Taking care of aging parents can be a daunting task, and trying to navigate the blurry world of Alzheimer’s makes it even harder. It can be frustrating and heartbreaking to watch someone you love struggle to remember how to do simple tasks, or information and people they’ve known and loved their entire lives.

When speaking to someone with Alzheimer’s, it is important to remember that although they may not be able to remember, they most certainly still feel. Which means a simple question or correction could cause them embarrassment or cause them to feel hopeless, helpless and alone. Here are 5 things you can do (or not do) to make conversations with your loved one more enjoyable for both of you.

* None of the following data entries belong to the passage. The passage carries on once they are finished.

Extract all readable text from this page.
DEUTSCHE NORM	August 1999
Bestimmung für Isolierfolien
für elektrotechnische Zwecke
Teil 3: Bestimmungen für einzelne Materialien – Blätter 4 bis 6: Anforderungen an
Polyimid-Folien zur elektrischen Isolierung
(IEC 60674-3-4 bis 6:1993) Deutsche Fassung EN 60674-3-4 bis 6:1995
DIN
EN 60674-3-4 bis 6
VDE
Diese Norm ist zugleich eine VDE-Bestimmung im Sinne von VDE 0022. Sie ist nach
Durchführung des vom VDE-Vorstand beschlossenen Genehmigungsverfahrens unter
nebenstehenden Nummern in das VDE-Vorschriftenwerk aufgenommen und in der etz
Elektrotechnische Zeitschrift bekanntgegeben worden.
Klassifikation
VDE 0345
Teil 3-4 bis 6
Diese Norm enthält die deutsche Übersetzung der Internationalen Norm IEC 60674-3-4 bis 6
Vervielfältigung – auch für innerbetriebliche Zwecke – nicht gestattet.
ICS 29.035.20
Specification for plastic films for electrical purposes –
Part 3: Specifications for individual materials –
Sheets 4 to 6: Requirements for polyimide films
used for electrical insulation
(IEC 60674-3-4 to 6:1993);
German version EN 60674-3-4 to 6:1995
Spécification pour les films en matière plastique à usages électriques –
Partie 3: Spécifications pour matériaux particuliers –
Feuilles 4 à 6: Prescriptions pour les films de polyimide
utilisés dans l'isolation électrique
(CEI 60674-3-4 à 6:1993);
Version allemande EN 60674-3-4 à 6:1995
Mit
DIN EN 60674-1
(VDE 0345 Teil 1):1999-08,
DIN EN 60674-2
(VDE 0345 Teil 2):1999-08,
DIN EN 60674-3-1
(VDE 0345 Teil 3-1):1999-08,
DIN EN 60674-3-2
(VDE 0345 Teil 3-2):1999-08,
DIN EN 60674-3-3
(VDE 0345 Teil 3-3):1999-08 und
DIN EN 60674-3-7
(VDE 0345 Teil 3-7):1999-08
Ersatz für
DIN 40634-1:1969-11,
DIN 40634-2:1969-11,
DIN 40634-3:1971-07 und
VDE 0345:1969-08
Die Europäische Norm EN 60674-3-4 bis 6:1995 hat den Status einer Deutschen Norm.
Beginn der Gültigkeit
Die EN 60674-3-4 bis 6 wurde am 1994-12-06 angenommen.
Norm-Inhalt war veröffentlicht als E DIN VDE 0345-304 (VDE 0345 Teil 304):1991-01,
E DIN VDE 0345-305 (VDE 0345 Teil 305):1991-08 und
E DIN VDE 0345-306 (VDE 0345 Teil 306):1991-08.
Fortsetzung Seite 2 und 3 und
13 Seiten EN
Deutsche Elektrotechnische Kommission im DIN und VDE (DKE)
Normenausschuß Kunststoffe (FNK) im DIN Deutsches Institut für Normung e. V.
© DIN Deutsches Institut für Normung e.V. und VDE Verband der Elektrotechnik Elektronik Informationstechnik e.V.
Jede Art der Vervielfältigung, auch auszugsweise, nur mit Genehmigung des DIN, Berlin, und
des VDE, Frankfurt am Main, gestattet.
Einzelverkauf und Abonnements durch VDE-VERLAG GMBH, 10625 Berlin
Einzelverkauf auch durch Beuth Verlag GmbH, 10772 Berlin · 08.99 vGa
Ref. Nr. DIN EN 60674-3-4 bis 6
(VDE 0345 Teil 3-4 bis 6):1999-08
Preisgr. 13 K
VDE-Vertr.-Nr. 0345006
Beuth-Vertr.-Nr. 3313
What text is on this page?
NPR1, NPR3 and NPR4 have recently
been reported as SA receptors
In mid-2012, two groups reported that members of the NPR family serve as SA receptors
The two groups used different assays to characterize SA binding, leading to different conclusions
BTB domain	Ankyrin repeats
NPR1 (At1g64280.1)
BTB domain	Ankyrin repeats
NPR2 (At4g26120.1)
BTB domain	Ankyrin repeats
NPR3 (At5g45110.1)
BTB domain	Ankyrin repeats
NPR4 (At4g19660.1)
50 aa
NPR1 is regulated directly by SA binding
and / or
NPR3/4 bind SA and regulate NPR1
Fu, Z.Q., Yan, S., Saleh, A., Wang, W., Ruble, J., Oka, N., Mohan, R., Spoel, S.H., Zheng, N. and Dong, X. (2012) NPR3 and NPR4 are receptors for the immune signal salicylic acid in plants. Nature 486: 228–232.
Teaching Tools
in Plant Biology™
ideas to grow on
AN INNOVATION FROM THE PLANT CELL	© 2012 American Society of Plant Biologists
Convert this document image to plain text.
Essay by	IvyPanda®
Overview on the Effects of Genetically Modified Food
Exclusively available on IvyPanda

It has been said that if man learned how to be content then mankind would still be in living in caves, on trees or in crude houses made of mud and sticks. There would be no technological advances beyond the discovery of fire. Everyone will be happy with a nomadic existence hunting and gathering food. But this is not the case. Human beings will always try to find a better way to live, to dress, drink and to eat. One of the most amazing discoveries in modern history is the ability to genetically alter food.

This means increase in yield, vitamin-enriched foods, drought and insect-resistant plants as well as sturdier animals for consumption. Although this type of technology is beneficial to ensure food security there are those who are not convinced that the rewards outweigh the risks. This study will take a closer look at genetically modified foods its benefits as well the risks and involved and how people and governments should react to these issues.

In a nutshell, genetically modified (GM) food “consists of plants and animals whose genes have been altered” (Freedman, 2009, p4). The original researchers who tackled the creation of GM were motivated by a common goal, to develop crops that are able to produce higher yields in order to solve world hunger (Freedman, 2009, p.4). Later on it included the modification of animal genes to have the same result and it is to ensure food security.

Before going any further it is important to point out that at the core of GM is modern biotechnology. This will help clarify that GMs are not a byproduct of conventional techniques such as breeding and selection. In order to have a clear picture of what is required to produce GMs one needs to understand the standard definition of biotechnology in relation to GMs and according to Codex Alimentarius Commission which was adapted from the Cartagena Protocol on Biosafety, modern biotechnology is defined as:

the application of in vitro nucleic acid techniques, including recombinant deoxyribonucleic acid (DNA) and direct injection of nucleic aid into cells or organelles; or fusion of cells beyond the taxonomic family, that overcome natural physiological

Don’t correct them if they say something wrong: If they are alert enough to realize they called their grandson Charlie instead of Michael, or they tell a story about when they lived in Iowa when they lived in Ohio their whole life, just let it go. They’ll realize their mistake and possibly correct it themselves. If they don’t correct the mistake, you know what they are trying to say and can let the slip up go. Allow them to save face instead of correcting everything they say.

Don’t ask them if they remember: By now, it’s obvious that remembering things does not come easy to someone with Alzheimer's. Instead of asking, “do you remember what we ate last time I came over?” opening up an opportunity for them to realize, once again, that their brain is failing them, reword the question. Use statements instead, like “Last time we got together we had Mexican food and it was so good!” This will allow the person to be active in the conversation without feeling embarrassed about not being able to remember it.

Don’t Bring Up Hurtful Topics: The death of a loved one or a sad time in someone’s life is hard enough to deal with once, imagine having to feel that shock and pain over and over again. Don’t bring up a lost loved one or ask if they remember the person, it will just lead to heartache. However, if they ask about a friend or spouse or family member who is deceased, it’s important to give an honest answer. If they seem to get very upset, carefully direct the conversation to something happier and more positive.

Don’t Be Condescending:  All too often, people caring for loved ones with dementia will resort to speaking to the patient more like a child than an adult. They’ll use exaggerated facial expressions, sing-songy tones and sometimes even “dumb down” their vocabulary. These senior citizens are adults, not babies, and speaking to them like a baby can be hurtful and disrespectful, and can cause the person to shut down and not want to communicate.

Don’t Talk About Them Like They Aren’t There: Imagine if every time someone walked into your room, they asked someone else how you were feeling, what you ate that day, what you like to do, etc. It would make you feel invisible. Don’t let visitors talk about your loved one while they are right there. Instead, encourage them to ask the patient the questions and allow the patient to answer on their own behalf. Dementia can be a very lonely disease, and having people talk about you instead of to you can make it worse.

Being a caregiver is not easy, it can be a demanding and thankless job. But it is one of the most important jobs in the world, and it means so much to the people you are caring for. The most important thing you can do as a caregiver is remember that this person is your loved one, who is suffering from dementia. Dementia is not who they are or have become.